Missing was any mention that Saldana had to wait more than half a year for the Senate to confirm her completely noncontroversial nomination.
President Obama nominated her in July. In September, the Senate Judiciary Committee held an uneventful hearing. The committee approved Saldana in December. The Senate then let her nomination die when Congress adjourned for 2010.
It appears she got caught in the mindless, shameless, pointless scuffling by which year after year, administration after administration, senators not of the president's political party batter innocent judges-in-waiting while blocking a handful of nominees whom one side or the other just doesn't want on the bench.
Last year, it was Republicans obstructing four highly qualified nominees they considered too liberal — and holding up numerous other fine candidates nobody really objected to. That intransigence, coupled with the hiatus around the November elections, resulted in the Senate not approving any judicial nominees between Aug. 5 and Dec. 10.
The president wrote to Senate leaders from both parties in September complaining that the slow pace of confirmations hurt the dispensing of justice by leaving overburdened federal courts unable to serve the public as efficiently as they should.
"If there is a genuine concern about the qualifications of judicial nominees, that is a debate I welcome," Obama wrote. "But the consistent refusal to move promptly to have that debate, or to confirm even those nominees with broad, bipartisan support, does a disservice to the greatest traditions of this body and the American people it serves."
Individuals who agree to undergo the grinding scrutiny that the judicial selection process has become are entitled to the courtesy of a vote, regardless of whether senators like the nominees' record. That's as true when Democrats are the obstructionists as when Republicans are the culprits.
It apparently took some quiet deal-making to get 19 Obama judges confirmed in late December — most of them without dissent — but not Saldana or Marina Garcia Marmolejo, whom Obama nominated for a District Court in Galveston last summer.
On Jan. 5, the president renominated them along with 40 other judicial picks who'd never received a vote. And last week the Senate confirmed three: Saldana, Paul Holmes of Arkansas and Marco Hernandez of Oregon.
Saldana is a 39-year-old from Carrizo Springs, a University of Texas alum who worked in the U.S. Agriculture and Justice departments, then for a Houston law firm, before becoming a federal prosecutor and heading task forces going after human trafficking and gangs. Right after law school, she clerked for U.S. District Judge George Kazen, whom she's succeeding.
There's no excuse — beyond petty partisan game-playing — why her confirmation took so long.
When Cornyn joined the Senate in 2003, he called for a "fresh start" on judicial nominations to make sure that political fights didn't obliterate a fair process for nominees.

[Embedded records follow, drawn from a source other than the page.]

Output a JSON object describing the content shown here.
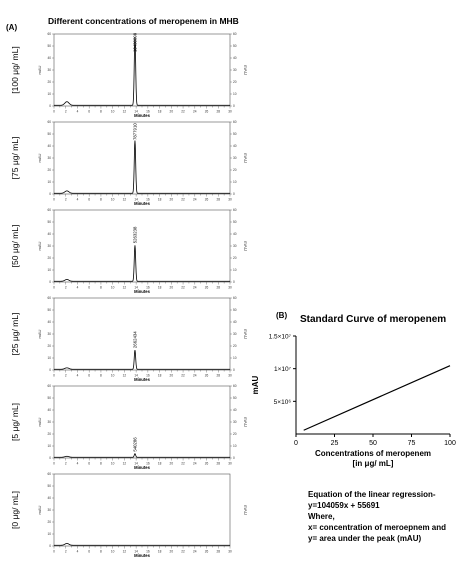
{
  "panel_a": {
    "label": "(A)",
    "title": "Different concentrations of meropenem in MHB"
  },
  "panel_b": {
    "label": "(B)",
    "title": "Standard Curve of meropenem"
  },
  "equation": {
    "line1": "Equation of the linear regression-",
    "line2": "y=104059x + 55691",
    "line3": "Where,",
    "line4": "x= concentration of meroepnem and",
    "line5": "y= area under the peak (mAU)"
  },
  "colors": {
    "trace": "#000000",
    "frame": "#555555"
  },
  "chart_data": [
    {
      "type": "line",
      "title": "",
      "side_label": "[100 μg/ mL]",
      "ylabel_left": "mAU",
      "ylabel_right": "mAU",
      "xlabel": "Minutes",
      "xlim": [
        0,
        30
      ],
      "ylim": [
        0,
        60
      ],
      "peaks": [
        {
          "x": 2.2,
          "height": 3
        },
        {
          "x": 13.8,
          "height": 57
        }
      ],
      "annotations": [
        {
          "x": 13.8,
          "text": "10430898"
        }
      ],
      "has_right_ticks": true
    },
    {
      "type": "line",
      "title": "",
      "side_label": "[75 μg/ mL]",
      "ylabel_left": "mAU",
      "ylabel_right": "mAU",
      "xlabel": "Minutes",
      "xlim": [
        0,
        30
      ],
      "ylim": [
        0,
        60
      ],
      "peaks": [
        {
          "x": 2.2,
          "height": 2
        },
        {
          "x": 13.8,
          "height": 44
        }
      ],
      "annotations": [
        {
          "x": 13.8,
          "text": "7877910"
        }
      ],
      "has_right_ticks": true
    },
    {
      "type": "line",
      "title": "",
      "side_label": "[50 μg/ mL]",
      "ylabel_left": "mAU",
      "ylabel_right": "mAU",
      "xlabel": "Minutes",
      "xlim": [
        0,
        30
      ],
      "ylim": [
        0,
        60
      ],
      "peaks": [
        {
          "x": 2.2,
          "height": 1.5
        },
        {
          "x": 13.8,
          "height": 30
        }
      ],
      "annotations": [
        {
          "x": 13.8,
          "text": "5263238"
        }
      ],
      "has_right_ticks": true
    },
    {
      "type": "line",
      "title": "",
      "side_label": "[25 μg/ mL]",
      "ylabel_left": "mAU",
      "ylabel_right": "mAU",
      "xlabel": "Minutes",
      "xlim": [
        0,
        30
      ],
      "ylim": [
        0,
        60
      ],
      "peaks": [
        {
          "x": 2.2,
          "height": 1.2
        },
        {
          "x": 13.8,
          "height": 16
        }
      ],
      "annotations": [
        {
          "x": 13.8,
          "text": "2662434"
        }
      ],
      "has_right_ticks": true
    },
    {
      "type": "line",
      "title": "",
      "side_label": "[5 μg/ mL]",
      "ylabel_left": "mAU",
      "ylabel_right": "mAU",
      "xlabel": "Minutes",
      "xlim": [
        0,
        30
      ],
      "ylim": [
        0,
        60
      ],
      "peaks": [
        {
          "x": 2.2,
          "height": 0.8
        },
        {
          "x": 13.8,
          "height": 3
        }
      ],
      "annotations": [
        {
          "x": 13.8,
          "text": "540286"
        }
      ],
      "has_right_ticks": true
    },
    {
      "type": "line",
      "title": "",
      "side_label": "[0 μg/ mL]",
      "ylabel_left": "mAU",
      "ylabel_right": "mAU",
      "xlabel": "Minutes",
      "xlim": [
        0,
        30
      ],
      "ylim": [
        0,
        60
      ],
      "peaks": [
        {
          "x": 2.2,
          "height": 1.5
        }
      ],
      "annotations": [],
      "has_right_ticks": false
    },
    {
      "type": "line",
      "title": "Standard Curve of meropenem",
      "xlabel_line1": "Concentrations of meropenem",
      "xlabel_line2": "[in μg/ mL]",
      "ylabel": "mAU",
      "xlim": [
        0,
        100
      ],
      "ylim": [
        0,
        15000000
      ],
      "xticks": [
        0,
        25,
        50,
        75,
        100
      ],
      "xtick_labels": [
        "0",
        "25",
        "50",
        "75",
        "100"
      ],
      "yticks": [
        5000000,
        10000000,
        15000000
      ],
      "ytick_labels": [
        "5×10⁶",
        "1×10⁷",
        "1.5×10⁷"
      ],
      "series": [
        {
          "x": [
            5,
            100
          ],
          "y": [
            575986,
            10461591
          ]
        }
      ],
      "grid": false
    }
  ]
}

He complained when Democrats, then in the minority, persistently impeded Texan Priscilla Owen's confirmation to the 5th U.S. Circuit Court of Appeals. He has repeatedly said nominees are entitled to a vote. And in 2009, when many Republicans were blocking an Obama appellate court nominee, Cornyn agreed to give him a floor vote, then voted against confirmation.
Instead of just applauding confirmations, Cornyn, a Republican leadership member who sits on the Judiciary Committee, should still be advocating improvements to the process so even his own party doesn't get to chew up qualified nominees in a politically mangled confirmation process.